マユが単独アズール国へ戻った事から、異世界から来たというその気持ちは私が想像する事が難しいのだと心底学んだ。
だからこそ、この涙は何なのだろう…?

「マユ…?」
「退避!!!!!!!」

思わずマユに声をかけた瞬間、ディル様が叫んで私を抱え、ラルド様と共に部屋から飛び出し扉をしめた。

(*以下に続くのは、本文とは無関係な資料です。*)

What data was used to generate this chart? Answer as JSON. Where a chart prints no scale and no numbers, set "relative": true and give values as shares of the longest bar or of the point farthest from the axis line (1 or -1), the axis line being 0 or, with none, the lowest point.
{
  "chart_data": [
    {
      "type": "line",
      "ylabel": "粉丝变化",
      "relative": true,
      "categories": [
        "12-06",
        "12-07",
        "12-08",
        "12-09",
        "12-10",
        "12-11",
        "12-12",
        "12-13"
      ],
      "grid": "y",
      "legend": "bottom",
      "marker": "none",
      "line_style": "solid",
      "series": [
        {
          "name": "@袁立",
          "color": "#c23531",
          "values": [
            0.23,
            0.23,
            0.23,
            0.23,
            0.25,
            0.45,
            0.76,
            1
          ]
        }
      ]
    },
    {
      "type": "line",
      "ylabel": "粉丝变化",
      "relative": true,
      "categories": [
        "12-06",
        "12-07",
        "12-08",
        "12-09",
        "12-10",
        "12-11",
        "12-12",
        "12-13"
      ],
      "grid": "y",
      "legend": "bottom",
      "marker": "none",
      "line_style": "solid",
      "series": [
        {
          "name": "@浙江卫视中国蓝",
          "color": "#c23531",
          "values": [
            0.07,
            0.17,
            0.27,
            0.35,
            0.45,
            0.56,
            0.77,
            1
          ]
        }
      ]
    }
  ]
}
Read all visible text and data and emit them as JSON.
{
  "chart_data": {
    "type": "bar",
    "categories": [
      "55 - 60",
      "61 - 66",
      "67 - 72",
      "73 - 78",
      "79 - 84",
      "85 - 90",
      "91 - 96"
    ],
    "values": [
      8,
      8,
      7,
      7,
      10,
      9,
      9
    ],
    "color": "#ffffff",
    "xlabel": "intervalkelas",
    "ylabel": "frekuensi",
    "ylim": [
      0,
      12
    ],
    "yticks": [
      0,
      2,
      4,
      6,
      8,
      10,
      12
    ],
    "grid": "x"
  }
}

———瞬間、爆音が立ち上り、石が崩れ落ちる音がした。あれ壁崩れてる音ですよね。

「ななななな…何事!?マユ!?」
「養子の手続きは終わってましたか…?」

慌て混乱する私とは対照的に、ラルド様は寂しそうな表情をしつつ至って冷静に養子の心配をする。
…竜王様の心配ではなく、あくまで養子の心配である。
よほど養子という立場が欲しいようです。

「…精霊が…ちょっと怒っておしおきしたみたいだな…」

精霊のおしおきは壁を爆破するらしです…
精霊達はマユを気に入っているみたいなので問題ないでしょうが…
壁は大破損ですね。
…精霊が本気で怒ったらどうなるのかと一瞬考えたが、想像がつかない破壊がありそうだと思った瞬間、背筋が凍りそうになり考えるのを止めた。